Mirjam Frosth gestures towards a sculpture created from pillows in an art gallery
Mirjam Frosth gestures towards a sculpture created from pillows in an art gallery


  1. Wow! Such an inspiring piece, Mirjam. I shall now make a point of visiting Tate Modern when I’m next in London during the spring. Also, I love your photo with the pillow exhibit!

    • Thank you, Gail, for your kind feedback!

      The pillows were so great. It was my favorite piece in the Harn Museum during my residency there. It was Connie Hwang, Jess Larson and Sean Miller’s 2016 “UF Health Dream Registry,” which was shown at the 53rd annual Harn Faculty Exhibition in 2019. They’re a series of hospital pillows, embroidered with descriptions of dreams that are submitted by patients. It’s still ongoing! They keep record of the project here, at this website:

      I hope it’s as interesting to you as it still is to me! It’s another great example, in my opinion, of the interconnection between art, poetry, and most importantly, people.

  2. Thanks for this piece Mirjam.

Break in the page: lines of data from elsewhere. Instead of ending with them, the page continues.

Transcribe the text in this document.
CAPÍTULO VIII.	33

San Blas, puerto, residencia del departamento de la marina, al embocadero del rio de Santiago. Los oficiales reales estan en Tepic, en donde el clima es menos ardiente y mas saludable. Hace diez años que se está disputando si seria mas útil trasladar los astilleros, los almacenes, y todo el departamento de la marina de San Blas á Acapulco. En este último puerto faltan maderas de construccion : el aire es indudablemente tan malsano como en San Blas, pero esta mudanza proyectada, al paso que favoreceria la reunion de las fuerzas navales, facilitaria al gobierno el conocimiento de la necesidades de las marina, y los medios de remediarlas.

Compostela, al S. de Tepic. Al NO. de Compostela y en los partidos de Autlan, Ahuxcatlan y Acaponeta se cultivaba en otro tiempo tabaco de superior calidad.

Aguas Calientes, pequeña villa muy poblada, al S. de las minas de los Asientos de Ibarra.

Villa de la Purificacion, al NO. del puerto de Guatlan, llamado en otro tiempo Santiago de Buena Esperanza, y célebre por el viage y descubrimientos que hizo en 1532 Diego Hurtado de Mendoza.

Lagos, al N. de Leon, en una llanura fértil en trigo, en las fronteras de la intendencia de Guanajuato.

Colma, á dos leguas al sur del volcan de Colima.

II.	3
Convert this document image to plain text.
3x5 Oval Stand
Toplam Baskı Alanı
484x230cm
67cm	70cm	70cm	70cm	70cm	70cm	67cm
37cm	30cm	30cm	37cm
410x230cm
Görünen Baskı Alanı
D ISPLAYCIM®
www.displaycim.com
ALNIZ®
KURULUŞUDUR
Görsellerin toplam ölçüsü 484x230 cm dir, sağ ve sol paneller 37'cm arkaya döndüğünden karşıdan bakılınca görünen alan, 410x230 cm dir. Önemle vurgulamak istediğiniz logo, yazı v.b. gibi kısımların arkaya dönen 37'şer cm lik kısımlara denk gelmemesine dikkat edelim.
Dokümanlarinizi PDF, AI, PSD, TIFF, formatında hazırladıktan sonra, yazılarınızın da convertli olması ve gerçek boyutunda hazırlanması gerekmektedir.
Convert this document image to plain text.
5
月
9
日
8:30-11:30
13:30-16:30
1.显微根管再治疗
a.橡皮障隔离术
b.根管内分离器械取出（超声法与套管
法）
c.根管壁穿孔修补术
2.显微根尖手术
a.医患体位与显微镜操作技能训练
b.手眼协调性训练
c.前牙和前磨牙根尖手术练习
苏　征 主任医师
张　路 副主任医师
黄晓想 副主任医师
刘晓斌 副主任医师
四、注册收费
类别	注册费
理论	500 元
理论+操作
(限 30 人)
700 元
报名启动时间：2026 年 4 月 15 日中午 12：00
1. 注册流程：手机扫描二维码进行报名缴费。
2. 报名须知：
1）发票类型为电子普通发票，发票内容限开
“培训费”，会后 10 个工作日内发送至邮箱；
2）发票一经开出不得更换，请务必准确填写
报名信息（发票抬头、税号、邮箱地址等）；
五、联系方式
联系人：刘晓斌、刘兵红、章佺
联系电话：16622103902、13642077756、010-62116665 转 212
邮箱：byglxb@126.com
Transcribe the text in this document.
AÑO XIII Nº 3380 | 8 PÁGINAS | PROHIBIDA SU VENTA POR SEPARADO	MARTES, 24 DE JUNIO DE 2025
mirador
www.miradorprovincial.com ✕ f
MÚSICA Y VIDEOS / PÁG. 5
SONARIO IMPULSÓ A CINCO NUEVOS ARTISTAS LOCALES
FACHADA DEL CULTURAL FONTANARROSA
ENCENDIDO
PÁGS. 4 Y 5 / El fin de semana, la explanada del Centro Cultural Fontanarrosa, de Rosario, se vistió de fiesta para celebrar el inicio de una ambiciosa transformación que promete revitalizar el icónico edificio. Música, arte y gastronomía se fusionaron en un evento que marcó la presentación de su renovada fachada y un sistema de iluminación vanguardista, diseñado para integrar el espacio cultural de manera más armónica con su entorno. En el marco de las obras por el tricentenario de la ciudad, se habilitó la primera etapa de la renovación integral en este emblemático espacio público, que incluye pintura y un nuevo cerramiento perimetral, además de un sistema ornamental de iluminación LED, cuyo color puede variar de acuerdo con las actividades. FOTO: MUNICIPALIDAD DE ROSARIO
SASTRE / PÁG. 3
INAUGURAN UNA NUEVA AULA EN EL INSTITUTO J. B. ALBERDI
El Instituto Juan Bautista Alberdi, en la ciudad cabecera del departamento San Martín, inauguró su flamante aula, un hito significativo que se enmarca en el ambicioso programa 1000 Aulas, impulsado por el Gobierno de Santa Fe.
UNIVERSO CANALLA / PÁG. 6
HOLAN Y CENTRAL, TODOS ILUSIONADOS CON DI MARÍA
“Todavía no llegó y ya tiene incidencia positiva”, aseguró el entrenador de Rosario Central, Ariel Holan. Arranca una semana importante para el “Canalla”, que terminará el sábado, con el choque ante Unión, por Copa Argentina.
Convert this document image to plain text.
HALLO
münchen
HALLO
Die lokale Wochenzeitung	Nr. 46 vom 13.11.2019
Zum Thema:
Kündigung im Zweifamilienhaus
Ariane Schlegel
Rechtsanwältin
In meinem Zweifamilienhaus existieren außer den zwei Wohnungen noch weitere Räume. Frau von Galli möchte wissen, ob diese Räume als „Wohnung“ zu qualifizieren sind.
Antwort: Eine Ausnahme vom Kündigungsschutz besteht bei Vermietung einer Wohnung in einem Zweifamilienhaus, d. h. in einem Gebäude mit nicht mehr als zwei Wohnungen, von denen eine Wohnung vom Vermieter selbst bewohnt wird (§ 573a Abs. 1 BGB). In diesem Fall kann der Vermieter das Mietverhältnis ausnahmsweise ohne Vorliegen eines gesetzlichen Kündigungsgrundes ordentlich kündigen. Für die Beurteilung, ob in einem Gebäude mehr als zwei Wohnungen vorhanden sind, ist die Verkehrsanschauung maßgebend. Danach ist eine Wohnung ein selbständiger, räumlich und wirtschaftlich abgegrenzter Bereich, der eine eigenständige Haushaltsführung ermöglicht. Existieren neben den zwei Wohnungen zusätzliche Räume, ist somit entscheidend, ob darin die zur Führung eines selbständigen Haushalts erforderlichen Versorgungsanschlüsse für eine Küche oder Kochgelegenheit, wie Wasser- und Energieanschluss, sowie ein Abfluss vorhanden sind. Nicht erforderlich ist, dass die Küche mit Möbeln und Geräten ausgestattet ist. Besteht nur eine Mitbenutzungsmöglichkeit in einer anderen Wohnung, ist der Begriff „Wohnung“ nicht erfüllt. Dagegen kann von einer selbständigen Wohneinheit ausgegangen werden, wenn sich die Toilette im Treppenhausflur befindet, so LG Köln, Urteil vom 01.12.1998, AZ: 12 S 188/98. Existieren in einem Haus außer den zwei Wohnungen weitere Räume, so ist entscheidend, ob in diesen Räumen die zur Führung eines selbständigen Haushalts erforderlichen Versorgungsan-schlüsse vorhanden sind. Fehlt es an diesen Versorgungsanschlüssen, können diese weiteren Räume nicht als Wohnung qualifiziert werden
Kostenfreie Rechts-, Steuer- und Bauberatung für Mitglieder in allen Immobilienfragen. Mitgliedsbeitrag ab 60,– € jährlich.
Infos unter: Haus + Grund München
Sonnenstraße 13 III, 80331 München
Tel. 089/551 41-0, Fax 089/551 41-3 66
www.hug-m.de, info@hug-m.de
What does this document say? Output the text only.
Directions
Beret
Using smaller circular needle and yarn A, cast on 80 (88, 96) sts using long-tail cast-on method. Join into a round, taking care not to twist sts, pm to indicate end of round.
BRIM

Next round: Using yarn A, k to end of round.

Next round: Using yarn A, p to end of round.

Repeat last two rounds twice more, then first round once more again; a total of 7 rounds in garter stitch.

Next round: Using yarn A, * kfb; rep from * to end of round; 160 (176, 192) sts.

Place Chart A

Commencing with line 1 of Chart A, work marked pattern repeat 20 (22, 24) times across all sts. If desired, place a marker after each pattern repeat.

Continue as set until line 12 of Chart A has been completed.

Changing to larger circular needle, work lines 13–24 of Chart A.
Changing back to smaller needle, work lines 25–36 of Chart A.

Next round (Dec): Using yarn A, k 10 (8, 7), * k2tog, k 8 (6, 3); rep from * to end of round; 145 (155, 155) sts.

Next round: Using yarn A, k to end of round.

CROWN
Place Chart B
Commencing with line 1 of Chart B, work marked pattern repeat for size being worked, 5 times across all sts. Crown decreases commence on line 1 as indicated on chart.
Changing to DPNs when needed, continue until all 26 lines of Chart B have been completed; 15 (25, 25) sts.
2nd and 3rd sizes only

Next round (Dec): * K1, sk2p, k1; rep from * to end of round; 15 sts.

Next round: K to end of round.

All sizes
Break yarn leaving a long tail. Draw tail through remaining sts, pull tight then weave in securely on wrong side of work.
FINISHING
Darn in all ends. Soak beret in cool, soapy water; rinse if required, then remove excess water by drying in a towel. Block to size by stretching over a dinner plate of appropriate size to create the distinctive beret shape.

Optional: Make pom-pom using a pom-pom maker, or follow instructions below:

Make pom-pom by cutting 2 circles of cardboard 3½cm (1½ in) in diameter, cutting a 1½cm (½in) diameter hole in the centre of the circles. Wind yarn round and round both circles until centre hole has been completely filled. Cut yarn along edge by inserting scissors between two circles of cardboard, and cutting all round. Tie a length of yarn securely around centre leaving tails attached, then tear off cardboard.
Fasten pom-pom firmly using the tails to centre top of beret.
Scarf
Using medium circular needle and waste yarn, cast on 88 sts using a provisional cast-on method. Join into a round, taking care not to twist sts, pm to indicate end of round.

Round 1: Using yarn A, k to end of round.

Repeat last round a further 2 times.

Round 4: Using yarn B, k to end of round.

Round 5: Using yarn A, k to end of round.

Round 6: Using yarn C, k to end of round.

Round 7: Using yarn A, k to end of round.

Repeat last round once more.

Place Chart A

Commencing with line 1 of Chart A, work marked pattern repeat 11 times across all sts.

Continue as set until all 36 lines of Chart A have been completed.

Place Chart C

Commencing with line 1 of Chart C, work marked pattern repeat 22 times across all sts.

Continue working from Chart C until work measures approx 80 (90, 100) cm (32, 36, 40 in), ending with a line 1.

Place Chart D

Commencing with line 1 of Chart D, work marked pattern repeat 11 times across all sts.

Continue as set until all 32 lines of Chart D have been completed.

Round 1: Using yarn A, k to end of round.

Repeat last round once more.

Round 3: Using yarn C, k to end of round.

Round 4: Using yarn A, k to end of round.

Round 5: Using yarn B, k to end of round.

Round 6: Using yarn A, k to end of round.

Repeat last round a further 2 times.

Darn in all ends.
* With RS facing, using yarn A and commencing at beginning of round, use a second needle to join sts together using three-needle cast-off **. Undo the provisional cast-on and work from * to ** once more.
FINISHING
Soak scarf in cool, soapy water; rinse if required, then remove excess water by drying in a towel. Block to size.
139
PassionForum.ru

Really interesting. It’s always puzzled me, the long tradition of the literary establishment refusing to accept that an artist can work in two or more mediums. I wonder if it has something to do with the old, puritan contempt for theatre as something frivolous. On the stage, if anywhere, there’s a long tradition of crossover between writers, performers, visual artists, choreographers etc. That has only expanded with the invention of movies. (It’s very nearly 100 years since the first ‘talkie’!) But one still meets – as you did – the crticism that one is ‘unfocused’, working creatively to mix words and art.

    • Thank you, John, for reading my piece!

      I also wonder why we’re so often relegated to creating within a single genre at a time. I suspect that it has something to do with the simplistic boxes we like to put people in. A person is first and foremost one thing, one job, and it’s how they introduce themselves. One can be a firefighter, or a mom, or a pianist, or a doctor. Especially in our social media-infused era––you have to select the one thing you are from a drop-down list. No person has ever been all that simple!

  3. I wasn’t aware that a dichotomy exists between visual and written art. To me, they complement each other. Thanks for your insights!

    • Hi Debbie! I agree. The dichotomy between visual and written art is largely a constructed one. Ultimately, it’s all art! Thank you for reading and for your lovely comment. 🙂

  4. Thank you for your writing Mirjam.
    My father was a gifted amateur artist/craftsman, so the visual aspects of literary work have always been important to me. Being primarily a musician myself I’d tie all the arts into one bundle and deal with them together.
    I often write to music, but hate the use of music all the way through TV plays which just becomes backgound noise rather than being there for a purpose.
    Perhaps the dog is three-headed.

    • Thank you, Gill, for your wonderful comment! I love that your father passed on that love for the arts down to you. The connections we have between generations are always deeper than they seem on the surface.

      I agree with you on how music is often entwined with other visual media. Purpose is everything! I suspect that the dog may have more heads than we can count.